Ich habe den Arztberuf immer als eine ehrenwerte Tätigkeit angesehen, hatte man sich doch einst zum Ziel gesetzt, Menschen zu helfen.
Wenn ich aber sehe, dass Ärztinnen und Ärzte diesen Beruf ergriffen haben und dann auf völlig unethische Weise die Bevölkerung verunsichern, Ängste schüren und auf die „Corona-Leugner-Welle“ aufspringen, dann schäme ich mich, dass diese „Ärzte“ das gleiche Zertifikat der Approbation in Händen halten dürfen wie ich.
Es sind „Ärzte“, die sich als „Aufklärer“ sehen. „Masken?“ – „Unfug!“; „Impfung?“ – „Bloss nicht“; „Corona?“ – „Ist doch halb so schlimm“. Und diese „Ärzte“ lassen Flugblätter in Haushalte verteilen, um die Bevölkerung weiter zu verunsichern. Um sie indirekt aufzurufen, die allgemeinschützenden Maßnahmen zu hinterfragen und zu verweigern.

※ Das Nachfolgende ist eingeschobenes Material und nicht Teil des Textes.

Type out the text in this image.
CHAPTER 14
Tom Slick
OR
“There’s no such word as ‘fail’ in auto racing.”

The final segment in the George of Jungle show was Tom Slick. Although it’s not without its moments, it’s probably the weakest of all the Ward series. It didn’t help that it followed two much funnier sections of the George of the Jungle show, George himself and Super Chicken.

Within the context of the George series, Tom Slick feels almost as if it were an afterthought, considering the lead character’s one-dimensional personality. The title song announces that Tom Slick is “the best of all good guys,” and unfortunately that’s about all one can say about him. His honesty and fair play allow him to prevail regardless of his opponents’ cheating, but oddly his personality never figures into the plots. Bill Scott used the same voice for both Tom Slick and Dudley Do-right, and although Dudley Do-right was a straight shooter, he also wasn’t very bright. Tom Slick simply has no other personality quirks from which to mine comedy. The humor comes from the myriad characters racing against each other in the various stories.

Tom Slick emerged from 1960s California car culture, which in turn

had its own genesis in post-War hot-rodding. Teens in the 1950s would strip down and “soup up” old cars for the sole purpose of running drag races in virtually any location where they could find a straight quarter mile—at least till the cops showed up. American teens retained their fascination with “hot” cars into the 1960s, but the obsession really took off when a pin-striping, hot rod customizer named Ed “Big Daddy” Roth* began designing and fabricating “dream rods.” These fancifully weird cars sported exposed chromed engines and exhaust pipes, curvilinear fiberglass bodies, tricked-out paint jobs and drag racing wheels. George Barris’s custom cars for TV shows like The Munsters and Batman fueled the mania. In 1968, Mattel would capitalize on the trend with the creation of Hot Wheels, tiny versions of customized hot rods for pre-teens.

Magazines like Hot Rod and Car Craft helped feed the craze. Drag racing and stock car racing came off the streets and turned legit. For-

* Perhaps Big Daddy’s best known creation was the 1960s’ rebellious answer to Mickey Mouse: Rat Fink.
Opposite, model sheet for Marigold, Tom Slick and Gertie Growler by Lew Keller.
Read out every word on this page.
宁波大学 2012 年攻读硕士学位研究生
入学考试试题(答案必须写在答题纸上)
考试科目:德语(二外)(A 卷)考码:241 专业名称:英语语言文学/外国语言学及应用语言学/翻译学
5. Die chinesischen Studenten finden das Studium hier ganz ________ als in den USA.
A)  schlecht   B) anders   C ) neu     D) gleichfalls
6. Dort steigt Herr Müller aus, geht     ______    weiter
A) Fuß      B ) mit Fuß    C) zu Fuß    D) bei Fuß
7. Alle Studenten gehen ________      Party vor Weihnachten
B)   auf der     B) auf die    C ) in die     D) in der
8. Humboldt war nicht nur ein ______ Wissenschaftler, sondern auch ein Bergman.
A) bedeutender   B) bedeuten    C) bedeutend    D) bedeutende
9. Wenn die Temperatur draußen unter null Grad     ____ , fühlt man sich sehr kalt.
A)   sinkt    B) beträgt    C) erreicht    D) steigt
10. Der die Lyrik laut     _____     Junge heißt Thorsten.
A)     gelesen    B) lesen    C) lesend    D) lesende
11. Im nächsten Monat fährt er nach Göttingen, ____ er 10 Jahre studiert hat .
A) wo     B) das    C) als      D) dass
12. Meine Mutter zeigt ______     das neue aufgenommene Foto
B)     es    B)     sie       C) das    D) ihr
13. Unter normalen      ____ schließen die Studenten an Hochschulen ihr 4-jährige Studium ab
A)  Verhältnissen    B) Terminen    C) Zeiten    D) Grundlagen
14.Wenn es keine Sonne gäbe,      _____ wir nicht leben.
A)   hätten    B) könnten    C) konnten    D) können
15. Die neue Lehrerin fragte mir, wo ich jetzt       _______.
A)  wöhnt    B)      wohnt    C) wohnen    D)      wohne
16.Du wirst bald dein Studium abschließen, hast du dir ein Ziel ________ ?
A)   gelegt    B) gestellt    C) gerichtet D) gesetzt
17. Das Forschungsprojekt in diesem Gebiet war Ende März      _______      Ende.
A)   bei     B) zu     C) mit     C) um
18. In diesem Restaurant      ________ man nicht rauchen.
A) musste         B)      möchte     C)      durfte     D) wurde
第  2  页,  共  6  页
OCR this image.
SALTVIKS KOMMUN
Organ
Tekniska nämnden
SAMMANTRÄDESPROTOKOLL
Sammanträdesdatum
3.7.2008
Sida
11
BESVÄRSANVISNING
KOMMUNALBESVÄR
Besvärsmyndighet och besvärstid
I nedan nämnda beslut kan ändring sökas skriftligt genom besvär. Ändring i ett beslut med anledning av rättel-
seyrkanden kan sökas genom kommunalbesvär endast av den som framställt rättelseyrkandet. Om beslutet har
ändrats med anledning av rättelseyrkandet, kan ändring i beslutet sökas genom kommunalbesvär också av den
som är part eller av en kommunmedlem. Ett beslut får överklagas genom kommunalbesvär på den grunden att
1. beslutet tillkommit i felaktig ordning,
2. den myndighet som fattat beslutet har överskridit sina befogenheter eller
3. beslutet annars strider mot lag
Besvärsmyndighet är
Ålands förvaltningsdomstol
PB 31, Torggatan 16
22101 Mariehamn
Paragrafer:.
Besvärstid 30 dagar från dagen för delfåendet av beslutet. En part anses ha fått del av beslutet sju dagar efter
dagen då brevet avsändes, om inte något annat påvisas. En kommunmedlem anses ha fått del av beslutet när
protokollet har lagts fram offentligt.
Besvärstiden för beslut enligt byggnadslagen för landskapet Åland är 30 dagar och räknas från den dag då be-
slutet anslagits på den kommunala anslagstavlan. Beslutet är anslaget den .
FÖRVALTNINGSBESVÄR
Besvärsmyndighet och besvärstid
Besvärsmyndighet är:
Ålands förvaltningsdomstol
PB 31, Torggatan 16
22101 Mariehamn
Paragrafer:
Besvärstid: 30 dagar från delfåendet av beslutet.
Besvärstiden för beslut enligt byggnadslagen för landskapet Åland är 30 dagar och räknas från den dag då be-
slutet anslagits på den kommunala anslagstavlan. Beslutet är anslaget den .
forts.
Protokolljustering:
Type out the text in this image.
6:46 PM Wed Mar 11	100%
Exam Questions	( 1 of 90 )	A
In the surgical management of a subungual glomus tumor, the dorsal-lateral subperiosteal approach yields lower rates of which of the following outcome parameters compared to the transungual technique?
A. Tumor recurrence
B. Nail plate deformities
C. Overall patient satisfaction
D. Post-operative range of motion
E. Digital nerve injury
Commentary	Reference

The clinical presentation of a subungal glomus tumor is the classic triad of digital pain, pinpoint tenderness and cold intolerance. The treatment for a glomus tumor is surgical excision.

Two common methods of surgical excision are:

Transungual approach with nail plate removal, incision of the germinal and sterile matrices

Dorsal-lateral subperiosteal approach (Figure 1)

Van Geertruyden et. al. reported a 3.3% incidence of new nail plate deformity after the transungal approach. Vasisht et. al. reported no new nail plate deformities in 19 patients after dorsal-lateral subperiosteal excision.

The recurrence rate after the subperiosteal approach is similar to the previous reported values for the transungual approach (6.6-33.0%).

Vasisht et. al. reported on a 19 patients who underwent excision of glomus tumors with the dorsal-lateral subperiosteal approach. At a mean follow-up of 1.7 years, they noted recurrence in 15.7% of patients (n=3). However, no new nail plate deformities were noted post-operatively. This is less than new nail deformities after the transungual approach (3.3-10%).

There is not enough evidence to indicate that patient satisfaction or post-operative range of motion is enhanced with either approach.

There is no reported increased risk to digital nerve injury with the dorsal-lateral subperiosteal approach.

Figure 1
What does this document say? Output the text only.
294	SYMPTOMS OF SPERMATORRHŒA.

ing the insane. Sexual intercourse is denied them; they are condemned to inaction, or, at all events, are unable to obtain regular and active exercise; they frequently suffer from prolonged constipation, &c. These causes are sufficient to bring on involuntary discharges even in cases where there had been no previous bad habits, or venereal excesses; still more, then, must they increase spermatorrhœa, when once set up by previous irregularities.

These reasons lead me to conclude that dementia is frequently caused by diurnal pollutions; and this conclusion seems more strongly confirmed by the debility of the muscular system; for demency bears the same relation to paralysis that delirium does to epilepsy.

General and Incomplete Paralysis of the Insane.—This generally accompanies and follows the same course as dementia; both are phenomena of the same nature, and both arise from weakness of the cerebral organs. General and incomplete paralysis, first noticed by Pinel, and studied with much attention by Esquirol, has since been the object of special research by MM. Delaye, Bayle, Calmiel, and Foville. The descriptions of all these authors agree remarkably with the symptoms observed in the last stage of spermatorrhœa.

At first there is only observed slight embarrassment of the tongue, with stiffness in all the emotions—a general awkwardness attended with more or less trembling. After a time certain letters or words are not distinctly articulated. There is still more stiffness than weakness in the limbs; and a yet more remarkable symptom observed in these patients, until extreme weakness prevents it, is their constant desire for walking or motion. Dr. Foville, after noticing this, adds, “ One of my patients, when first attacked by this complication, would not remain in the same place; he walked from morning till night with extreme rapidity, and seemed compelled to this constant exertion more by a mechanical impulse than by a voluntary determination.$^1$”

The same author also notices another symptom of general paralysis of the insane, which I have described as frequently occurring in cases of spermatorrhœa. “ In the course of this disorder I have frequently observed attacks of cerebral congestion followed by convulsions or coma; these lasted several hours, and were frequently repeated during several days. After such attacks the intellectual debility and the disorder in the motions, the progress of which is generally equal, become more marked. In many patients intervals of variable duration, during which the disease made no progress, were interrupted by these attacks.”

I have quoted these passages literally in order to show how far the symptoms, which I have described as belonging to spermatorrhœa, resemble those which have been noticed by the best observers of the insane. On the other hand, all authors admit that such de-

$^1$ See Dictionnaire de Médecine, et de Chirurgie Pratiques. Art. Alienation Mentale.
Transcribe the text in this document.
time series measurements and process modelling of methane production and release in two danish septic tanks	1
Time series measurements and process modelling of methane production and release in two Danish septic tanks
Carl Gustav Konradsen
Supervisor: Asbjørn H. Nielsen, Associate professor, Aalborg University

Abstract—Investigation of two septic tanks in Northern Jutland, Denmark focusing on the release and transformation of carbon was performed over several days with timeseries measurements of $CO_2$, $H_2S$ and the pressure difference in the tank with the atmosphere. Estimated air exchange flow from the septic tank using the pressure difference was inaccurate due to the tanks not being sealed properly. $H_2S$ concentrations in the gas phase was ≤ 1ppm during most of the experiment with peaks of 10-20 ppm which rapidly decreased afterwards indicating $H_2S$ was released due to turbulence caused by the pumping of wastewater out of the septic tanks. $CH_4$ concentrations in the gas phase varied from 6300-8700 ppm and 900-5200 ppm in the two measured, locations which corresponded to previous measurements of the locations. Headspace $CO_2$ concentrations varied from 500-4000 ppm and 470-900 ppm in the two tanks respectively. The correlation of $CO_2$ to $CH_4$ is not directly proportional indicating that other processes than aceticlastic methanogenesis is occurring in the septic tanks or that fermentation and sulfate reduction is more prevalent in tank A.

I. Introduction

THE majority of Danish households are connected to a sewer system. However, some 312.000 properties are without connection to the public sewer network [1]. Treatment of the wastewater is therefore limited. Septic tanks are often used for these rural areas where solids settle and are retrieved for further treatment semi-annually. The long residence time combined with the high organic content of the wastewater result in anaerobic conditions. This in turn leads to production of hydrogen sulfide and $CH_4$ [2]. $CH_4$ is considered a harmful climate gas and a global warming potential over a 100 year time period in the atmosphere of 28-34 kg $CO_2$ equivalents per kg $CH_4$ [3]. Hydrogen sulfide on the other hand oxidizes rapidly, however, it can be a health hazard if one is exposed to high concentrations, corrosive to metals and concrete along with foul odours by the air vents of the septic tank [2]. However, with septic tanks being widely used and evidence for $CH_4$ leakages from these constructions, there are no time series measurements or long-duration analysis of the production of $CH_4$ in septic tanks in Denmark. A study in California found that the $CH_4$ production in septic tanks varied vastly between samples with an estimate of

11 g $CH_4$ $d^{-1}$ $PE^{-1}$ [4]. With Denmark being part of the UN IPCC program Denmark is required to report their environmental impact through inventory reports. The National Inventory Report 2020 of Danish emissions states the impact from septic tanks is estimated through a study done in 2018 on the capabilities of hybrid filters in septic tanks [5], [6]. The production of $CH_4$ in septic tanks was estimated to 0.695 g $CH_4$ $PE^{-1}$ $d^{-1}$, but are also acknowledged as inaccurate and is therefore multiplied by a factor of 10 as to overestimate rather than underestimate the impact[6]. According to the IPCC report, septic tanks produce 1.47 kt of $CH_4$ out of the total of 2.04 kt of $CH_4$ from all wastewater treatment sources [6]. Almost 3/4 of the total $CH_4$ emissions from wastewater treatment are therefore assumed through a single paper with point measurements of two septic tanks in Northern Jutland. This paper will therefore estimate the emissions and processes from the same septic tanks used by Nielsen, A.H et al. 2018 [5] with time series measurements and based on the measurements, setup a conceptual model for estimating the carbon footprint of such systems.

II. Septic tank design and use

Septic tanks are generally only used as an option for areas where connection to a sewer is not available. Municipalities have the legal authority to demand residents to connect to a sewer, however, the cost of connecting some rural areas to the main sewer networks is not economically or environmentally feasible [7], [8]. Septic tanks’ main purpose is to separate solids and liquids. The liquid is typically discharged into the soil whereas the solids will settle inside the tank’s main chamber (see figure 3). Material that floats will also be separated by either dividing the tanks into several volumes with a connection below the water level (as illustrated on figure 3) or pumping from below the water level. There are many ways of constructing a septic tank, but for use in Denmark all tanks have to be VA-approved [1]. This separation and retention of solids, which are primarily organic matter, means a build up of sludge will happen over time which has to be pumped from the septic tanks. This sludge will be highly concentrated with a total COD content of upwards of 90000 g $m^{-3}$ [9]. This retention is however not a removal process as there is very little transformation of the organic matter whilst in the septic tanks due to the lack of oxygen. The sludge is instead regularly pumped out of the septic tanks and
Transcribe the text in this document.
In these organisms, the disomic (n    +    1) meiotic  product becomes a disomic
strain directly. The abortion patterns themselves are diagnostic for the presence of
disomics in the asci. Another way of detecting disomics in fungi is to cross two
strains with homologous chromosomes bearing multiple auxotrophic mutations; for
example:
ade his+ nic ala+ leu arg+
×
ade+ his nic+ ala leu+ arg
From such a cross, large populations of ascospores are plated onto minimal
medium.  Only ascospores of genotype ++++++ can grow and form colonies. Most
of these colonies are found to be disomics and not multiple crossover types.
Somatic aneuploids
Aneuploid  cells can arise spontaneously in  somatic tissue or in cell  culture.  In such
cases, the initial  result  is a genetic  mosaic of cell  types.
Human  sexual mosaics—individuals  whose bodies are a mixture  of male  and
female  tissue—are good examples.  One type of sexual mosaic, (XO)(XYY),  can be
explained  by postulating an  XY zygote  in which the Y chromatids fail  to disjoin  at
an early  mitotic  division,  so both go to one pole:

Sicher haben diese Ärztinnen und Ärzte irgendwann einmal Medizin studiert. Aber wann haben sie das letzte Mal am und mit Patienten gearbeitet? Und sicher haben sie noch keinen Tag der Pandemie auf einer Intensivstation verbracht, wo wegen SARS-CoV-2 beatmete Patienten lagen. Intensivstationen, auf denen echte Ärztinnen und Ärzte sowie Pflegekräfte Tag für Tag den Kopf hinhalten.
Menschen, die ihren Berufsstand dazu ausnutzen, unfachliche und falsche Informationen zu verbreiten, handeln unethisch und unärztlich. Der Zweck heiligt ihnen die Mittel, auch wenn dies bedeutet, Seit’ an Seit’ mit Neonazis oder AfD’lern auf „Anti-Corona-Demos“ zu sprechen.
Ist es die gekränkte Eitelkeit, von der Öffentlichkeit und der Politik nicht als Experte gefragt und wahrgenommen zu werden? Nicht auf der großen Bühne zu stehen und mit seinen fachlichen Äußerungen die Politik und das Leben in Deutschland aktuell mitgestalten zu können? Man will einmal ganz oben sein. Aber rechtfertigt es das eigene Ego, das Berufsethos gänzlich über Bord zu werfen und das große Ganze, nämlich den Menschen zu helfen und die Coronapandemie einzudämmen, aus dem Blick zu verlieren?
Erinnern Sie sich daran, warum Sie damals Medizin studiert haben! Erinnern Sie sich daran, dass es darum geht, den Menschen zu helfen – und nicht, sie zu verunsichern! Und erinnern Sie sich daran, dass es nicht darum geht, sein Gesicht in den Nachrichten zu sehen. Es wäre schön, Sie dann wieder als Kolleginnen und Kollegen bezeichnen zu können.